Yukiko sorgt sich am meisten um das Schulsystem, das in den höheren Jahrgängen nur noch auf das Auswendiglernen für die rigiden Zulassungsprüfungen der Universitäten ausgerichtet ist. Andererseits ist Akari erst zwei Jahre alt, und Kindergarten-, Vor- und Grundschulversorgung sind in Japan im Vergleich mit anderen Industrieländern vorbildlich. Yukiko weiß das, doch sie gibt sich nicht zufrieden: „Dieses Kaufhaus ist wie ein Abbild unserer Politik. Nach außen wirkt es großartig, und alles wird getan, um die Menschen zu verführen. Im Inneren aber ist es leer, und was zu kaufen sinnvoll wäre ist zu teuer.“
So einfühlsam betrachten nur wenige Japaner die Politik ihres Landes. Die Kaufhausgäste haben andere Dinge im Sinn: Das schnelle Vergnügen, der gelungene Kauf versprechen Abwechslung vom monotonen Arbeitsalltag. Die Politik bietet das nicht: Ihr Unterhaltungswert in Japan ist gering, die Programme der Parteien gleichen sich, nur die Kommunisten machen eine Ausnahme und werden deshalb als einer der möglichen Wahlgewinner gehandelt.

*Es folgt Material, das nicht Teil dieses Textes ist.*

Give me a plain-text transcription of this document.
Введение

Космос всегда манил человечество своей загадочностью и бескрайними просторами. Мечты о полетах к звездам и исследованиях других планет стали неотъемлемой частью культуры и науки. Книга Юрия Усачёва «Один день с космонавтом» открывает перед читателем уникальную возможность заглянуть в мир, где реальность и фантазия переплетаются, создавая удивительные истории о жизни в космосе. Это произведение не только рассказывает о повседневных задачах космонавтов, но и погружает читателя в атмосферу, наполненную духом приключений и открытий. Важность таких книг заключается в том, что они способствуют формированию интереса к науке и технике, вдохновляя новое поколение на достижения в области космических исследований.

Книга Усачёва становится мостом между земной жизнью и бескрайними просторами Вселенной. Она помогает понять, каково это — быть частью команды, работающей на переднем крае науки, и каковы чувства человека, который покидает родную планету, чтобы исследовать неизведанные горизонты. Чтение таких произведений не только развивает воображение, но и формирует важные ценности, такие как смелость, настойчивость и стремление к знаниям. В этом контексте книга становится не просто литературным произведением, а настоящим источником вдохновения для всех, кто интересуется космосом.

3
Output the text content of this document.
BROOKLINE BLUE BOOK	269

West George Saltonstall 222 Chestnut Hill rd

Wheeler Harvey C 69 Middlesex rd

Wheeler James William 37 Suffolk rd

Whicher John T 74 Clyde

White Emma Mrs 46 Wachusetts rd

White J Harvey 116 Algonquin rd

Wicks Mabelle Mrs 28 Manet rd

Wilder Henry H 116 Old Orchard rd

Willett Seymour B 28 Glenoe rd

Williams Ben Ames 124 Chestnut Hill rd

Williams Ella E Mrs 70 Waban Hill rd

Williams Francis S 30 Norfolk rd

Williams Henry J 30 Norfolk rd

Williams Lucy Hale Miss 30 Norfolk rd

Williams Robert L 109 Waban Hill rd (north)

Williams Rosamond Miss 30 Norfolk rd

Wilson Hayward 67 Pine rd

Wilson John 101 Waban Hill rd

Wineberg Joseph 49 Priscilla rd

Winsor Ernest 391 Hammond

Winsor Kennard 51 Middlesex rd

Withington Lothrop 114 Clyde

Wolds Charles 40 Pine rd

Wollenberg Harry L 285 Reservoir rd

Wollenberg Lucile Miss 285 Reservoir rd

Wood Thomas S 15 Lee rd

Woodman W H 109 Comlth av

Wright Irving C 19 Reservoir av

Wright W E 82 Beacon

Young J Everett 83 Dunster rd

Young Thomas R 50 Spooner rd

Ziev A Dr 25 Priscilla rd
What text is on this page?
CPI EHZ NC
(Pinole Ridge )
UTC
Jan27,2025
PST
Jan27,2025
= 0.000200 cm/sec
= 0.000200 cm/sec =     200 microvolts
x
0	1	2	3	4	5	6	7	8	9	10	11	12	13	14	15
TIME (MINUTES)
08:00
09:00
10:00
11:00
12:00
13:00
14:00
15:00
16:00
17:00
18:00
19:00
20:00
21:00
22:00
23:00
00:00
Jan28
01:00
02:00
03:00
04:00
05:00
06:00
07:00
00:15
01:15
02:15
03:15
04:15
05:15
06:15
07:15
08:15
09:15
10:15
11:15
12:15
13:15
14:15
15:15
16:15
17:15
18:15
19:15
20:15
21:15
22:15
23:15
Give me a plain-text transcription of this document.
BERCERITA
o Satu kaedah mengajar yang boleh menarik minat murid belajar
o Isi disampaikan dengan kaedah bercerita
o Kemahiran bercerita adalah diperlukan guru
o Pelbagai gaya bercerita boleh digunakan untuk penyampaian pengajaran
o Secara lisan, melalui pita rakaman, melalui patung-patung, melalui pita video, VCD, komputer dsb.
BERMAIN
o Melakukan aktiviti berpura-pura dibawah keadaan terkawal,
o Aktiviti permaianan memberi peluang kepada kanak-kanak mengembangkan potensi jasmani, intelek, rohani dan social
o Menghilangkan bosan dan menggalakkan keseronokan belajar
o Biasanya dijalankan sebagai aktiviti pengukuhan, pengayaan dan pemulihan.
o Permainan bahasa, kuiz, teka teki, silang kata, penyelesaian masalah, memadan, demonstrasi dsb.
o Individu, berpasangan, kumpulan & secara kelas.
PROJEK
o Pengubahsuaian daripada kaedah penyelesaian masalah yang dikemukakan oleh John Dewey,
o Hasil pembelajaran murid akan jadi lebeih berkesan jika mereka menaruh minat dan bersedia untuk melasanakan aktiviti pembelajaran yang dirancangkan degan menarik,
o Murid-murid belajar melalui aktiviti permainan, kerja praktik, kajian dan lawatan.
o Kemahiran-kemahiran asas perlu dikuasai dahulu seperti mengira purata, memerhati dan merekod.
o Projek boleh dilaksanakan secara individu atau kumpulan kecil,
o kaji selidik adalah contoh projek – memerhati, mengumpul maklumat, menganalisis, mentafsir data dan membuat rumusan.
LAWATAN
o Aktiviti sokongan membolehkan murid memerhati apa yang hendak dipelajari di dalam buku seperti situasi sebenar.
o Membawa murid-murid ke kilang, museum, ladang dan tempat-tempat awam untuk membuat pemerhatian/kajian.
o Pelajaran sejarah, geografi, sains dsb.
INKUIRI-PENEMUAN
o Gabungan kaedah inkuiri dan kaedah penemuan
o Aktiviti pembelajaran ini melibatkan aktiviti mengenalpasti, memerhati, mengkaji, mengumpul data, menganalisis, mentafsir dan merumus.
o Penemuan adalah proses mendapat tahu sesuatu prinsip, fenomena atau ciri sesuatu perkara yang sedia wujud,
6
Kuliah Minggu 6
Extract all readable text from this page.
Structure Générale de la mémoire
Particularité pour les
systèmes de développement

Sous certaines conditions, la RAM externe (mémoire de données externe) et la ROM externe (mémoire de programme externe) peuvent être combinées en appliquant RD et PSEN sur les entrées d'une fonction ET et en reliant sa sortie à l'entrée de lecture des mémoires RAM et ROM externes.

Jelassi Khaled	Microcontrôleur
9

Wem das Gespür für die kleinen Veränderungen im Alltag fehlt, den treibt die politische Lage leicht zur Verzweiflung: „Die Japaner sind zu reich“, urteilt der Schriftsteller Makoto Shiina. „Auch wenn man nicht zur Wahl geht, gibt es keinen Krieg und keine Gefahr, daß man weniger verdient. Das führt zum Desinteresse an der Politik.“ Richtig daran ist, daß die Politikverdrossenheit alle Schichten durchläuft. So kann man im alten Tokio der Arbeiterschaft der gleichen Gleichgültigkeit begegnen wie im ultramodernen Shinjuku.
Shitamachi – „untere Stadt“ – nennt sich der alte Industriebezirk im Osten der Hauptstadt. Hier tragen die Männer nur am Wochenende Anzüge, die sie wochentags mit dem Blaumann wechseln. Am Sonntag sind die Altstadtgassen belebt. Die Wettbüros der Pferderenn-Lotterie haben geöffnet. Abertausende von Arbeitern strömen durchs rotleuchtende Schreintor des Donnergottes, der Passierstelle zu den Wettbüros.
„Diejenigen, die in der Gesellschaft untern stehen und schwach sind, kommen zur Pferderenn-Lotterie“, erklärt Kanji Sakakibara, 47, seinen Sonntagsausflug. Kanji ist Angestellter einer Gaststätten- Zweigstelle, die von der Schließung bedroht ist. „Japan wird zu schwach. Wir wissen nicht mehr, was wir wollen“, klagt Kanji. Doch auf weitere Kritik wartet man vergeblich. „Besser kann's nicht mehr werden, aber kann es schlechter werden?“ bringt der bedrängte Angestellte die wirtschaftliche Lage Japans auf den Punkt. Diese Nüchternheit zeichnet viele Wähler, unabhängig von ihrer Lage, aus. Es scheint, als gelänge es ihnen, an der Politik gerade dann nicht zu verzweifeln, wenn diese zum Verzweifeln allen Anlaß bietet.